Almost, but for the words of Holy Elders like St.
Cosmas the Aetolian, who viewed the Turk as "God's hound" and the Muslim yoke as punishment for the sins of the Orthodox.
This was a common (apocalyptic) understanding in early Syriac Christianity, too -- the Syriacs being naturally the first people to encounter Islam and Muslims. See Sydney Griffith's "Syriac Writers on Muslims and the Religious Challenge of Islam" (St. Ephrem Ecumenical Research Institute, Kottayam 1994). As such, it took a little while for apologetics against Islam to appear in Syriac (rather than just apocalyptic literature painting Muslims/Islam as punishers for Christian sin or laxity). The most famous of this initial wave is probably the earliest (8th century): the disputation between the Monk of Bet Hale and the Arab notable (or, variously, "emir"), which is partially reproduced in the above-mentioned work. It is written elsewhere (in Suha Rassam's 2005 history
Christianity in Iraq) that when the Nestorians/East Syrians lost all of their territories in the Arabian Peninsula proper (in which there used to be many dioceses and churches in Oman, Kuwait, Bahrain, etc.) to the Muslim invaders, they did not even blame the Muslims themselves, but rather supposed laxity among their own priests.
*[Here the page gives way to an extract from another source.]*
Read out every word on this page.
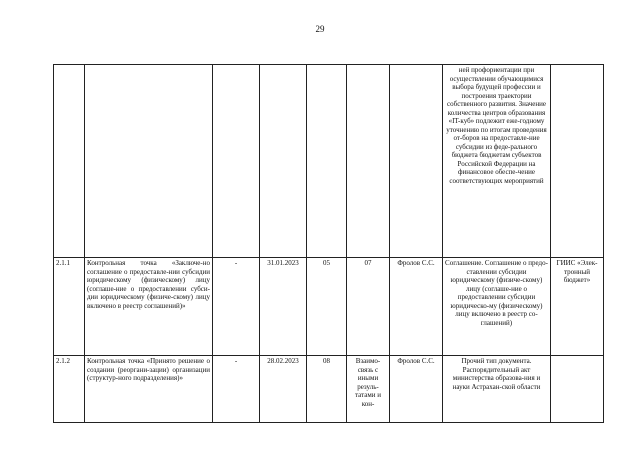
29
							ней профориентации при осуществлении обучающимися выбора будущей профессии и построения траектории собственного развития. Значение количества центров образования «IT-куб» подлежит еже-годному уточнению по итогам проведения от-боров на предоставле-ние субсидии из феде-рального бюджета бюджетам субъектов Российской Федерации на финансовое обеспе-чение соответствующих мероприятий	
2.1.1	Контрольная точка «Заключе-но соглашение о предоставле-нии субсидии юридическому (физическому) лицу (соглаше-ние о предоставлении субси-дии юридическому (физиче-скому) лицу включено в реестр соглашений)»	-	31.01.2023	05	07	Фролов С.С.	Соглашение. Соглашение о предо-ставлении субсидии юридическому (физиче-скому) лицу (соглаше-ние о предоставлении субсидии юридическо-му (физическому) лицу включено в реестр со-глашений)	ГИИС «Элек-тронный бюджет»
2.1.2	Контрольная точка «Принято решение о создании (реоргани-зации) организации (структур-ного подразделения)»	-	28.02.2023	08	Взаимо-связь с иными резуль-татами и кон-	Фролов С.С.	Прочий тип документа. Распорядительный акт министерства образова-ния и науки Астрахан-ской области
Yet I don't see this early tradition as reason enough to continue treating today's Islamic oppression as a continuation of the same phenomenon. After all, plenty of early Christian treatments of Islam viewed it essentially as a Christian heresy, but with increased exposure to Islamic doctrine that view has been challenged quite successfully in some ways. And besides, what have today's Syriac, Byzantine, Coptic, and other native Eastern Christians done? Most have held on to their faith quite tightly, all things considered. Should they be "punished", too, and take the fatalistic view that all the horrors inflicted upon them are divine retribution for...something or other? Did they move to Sweden, Germany, France, the Netherlands, America, etc. only to have their persecutors hound them there, too? I don't think so...and I've already heard the stories told to me by Coptic friends in the Netherlands that local Muslims would come to their homes on Friday (since I guess Arabic-speakers would cluster together, to some degree), telling them in a threatening manner that it's time to go to the mosque (according to the person who told me this, that behavior only stopped when the father of the family physically threatened the coarse dawah agent with a punch in the face...Copts
are peaceful people, but come on). Is that divine retribution, too?
Not to say anything about every individual Muslim on the face of the planet or anything, but I think the much more simple explanation that some people really are just jerks and/or psychopaths acting under the influence of Satan works better than to say that everybody who kills your family members, burns down your house, destroys your monasteries, etc. is acting as the rod of God's anger. (Besides,
that honor goes to the Assyrians, who have been Christian to some degree ever since King Abgar corresponded with Jesus Christ our Lord
personally; Muslims are nothing but late-comers, hangers on, LARPers, etc.)